Contemplating protests so widespread in America about genetically modified organisms (G.M.O.s), I’m struck by the facts that Americans to-day, just as peoples around the World, are taller and generally have a greater life expectancy than ever before. (Admittedly the Dutch are taller but that’s because much of Holland is below sea level and they have to be or they wouldn’t be able to see over the walls.)
Whilst it’s true that some parents are burying their children, this is due to a diet of manufactured food heavy in refined sugar, saturated fats and, to a lesser extent, salt — more significantly to an excess of such food. The general population, which ingests G.M.O.s not incidentally, as one might expect of animals, but as part of its diet, appears to be thriving – in America as where ever such products are available.
For a myriad of years we have as farmers been effecting genetic change in both crops and livestock. For most of that time the process has been slow : we could not isolate individual genes and, in any case, had no understanding of the precise mechanism that brought about the traits we sought. What the agrochemical industry is doing is merely condensing the work of decades, even centuries, in to years.
This is not to say that genetic modification is without risk : that exists whether scientists do it over a decade or farmers over a century ; development, something man is able to achieve at a rate not available to other species, entails risk. We sail the oceans and fly the skies ; occasionally a boat sinks or an aeroplane crashes : even the animals, having developed these skills organically over millennia, sometimes suffer such failure. So what ? Ought we then not to take risk ?
Safety is the management of risk and it’s because experience tells us that, left to their own devices, industrial corporations might not tell us about failures in their tests or about failures later in the field that we have the Food and Drug Administration and similar agencies in other countries to keep them, as far as they can, honest.

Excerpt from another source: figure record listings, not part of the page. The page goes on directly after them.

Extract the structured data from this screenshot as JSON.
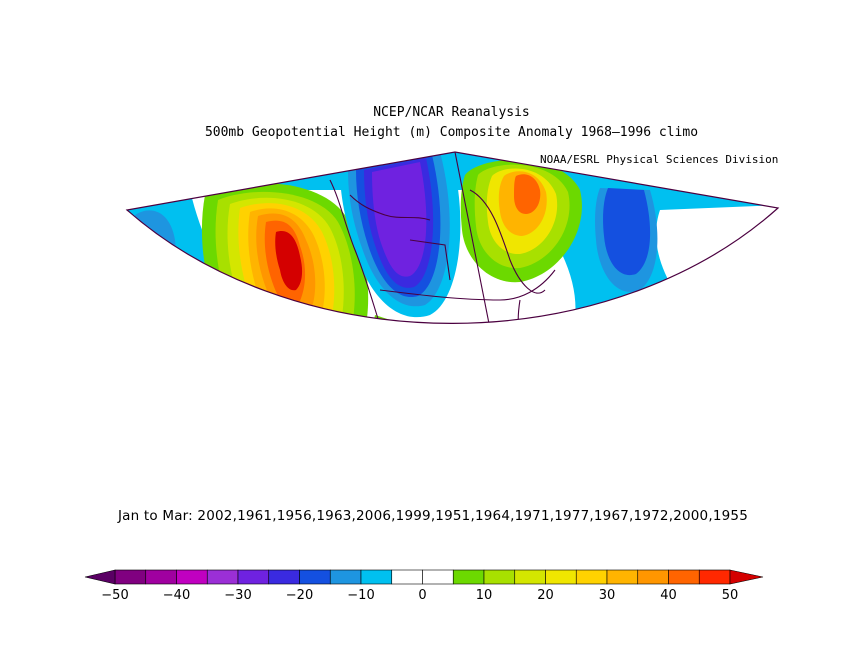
{
  "title": "NCEP/NCAR Reanalysis",
  "subtitle": "500mb Geopotential Height (m) Composite Anomaly 1968–1996 climo",
  "credit": "NOAA/ESRL Physical Sciences Division",
  "dates_line": "Jan to Mar: 2002,1961,1956,1963,2006,1999,1951,1964,1971,1977,1967,1972,2000,1955",
  "colorbar": {
    "colors": [
      "#800080",
      "#a000a0",
      "#c000c0",
      "#9b2fd6",
      "#6f22e0",
      "#3a2ae0",
      "#1450e0",
      "#1e95e0",
      "#00c0f0",
      "#ffffff",
      "#ffffff",
      "#6cd900",
      "#a8e000",
      "#d4e600",
      "#f0e600",
      "#ffd200",
      "#ffb400",
      "#ff9600",
      "#ff6400",
      "#ff2800"
    ],
    "low_color": "#5a0064",
    "high_color": "#d40000",
    "ticks": [
      "−50",
      "−40",
      "−30",
      "−20",
      "−10",
      "0",
      "10",
      "20",
      "30",
      "40",
      "50"
    ]
  },
  "map_colors": {
    "lightblue": "#00c0f0",
    "blue": "#1450e0",
    "midblue": "#1e95e0",
    "purple": "#6f22e0",
    "violet": "#3a2ae0",
    "green": "#6cd900",
    "yellowgreen": "#a8e000",
    "yellow": "#f0e600",
    "orange": "#ff9600",
    "red": "#ff2800",
    "darkred": "#d40000",
    "coast": "#4b0040"
  }
}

If we’re to feed the World’s burgeoning population — and the longer the poor are left in poverty (sc. not allowed to burn their own fuels so that they have reticulated electricity) the more rapidly it will grow — we must find ways of making the land more productive. One way is to increase crops’ resistance to pests. We can do this by spraying crops with almost indiscriminate pesticides, inherently risky to wildlife and the environment generally for obvious reasons, but much more efficiently by targeting particular pests with dedicated characteristics of the crops that will eliminate just those pests.
Till we become omniscient, however, we shall not be in a position to avoid risk altogether ; what we must guard against is fear of the unknown. We must get away from regarding science as a system of religious belief, its church the Internet, and return to science based on honest research, clear thought and scrupulous peer review — all things sorely lacking in the ‘science’ on which so much public opinion and policy are now based.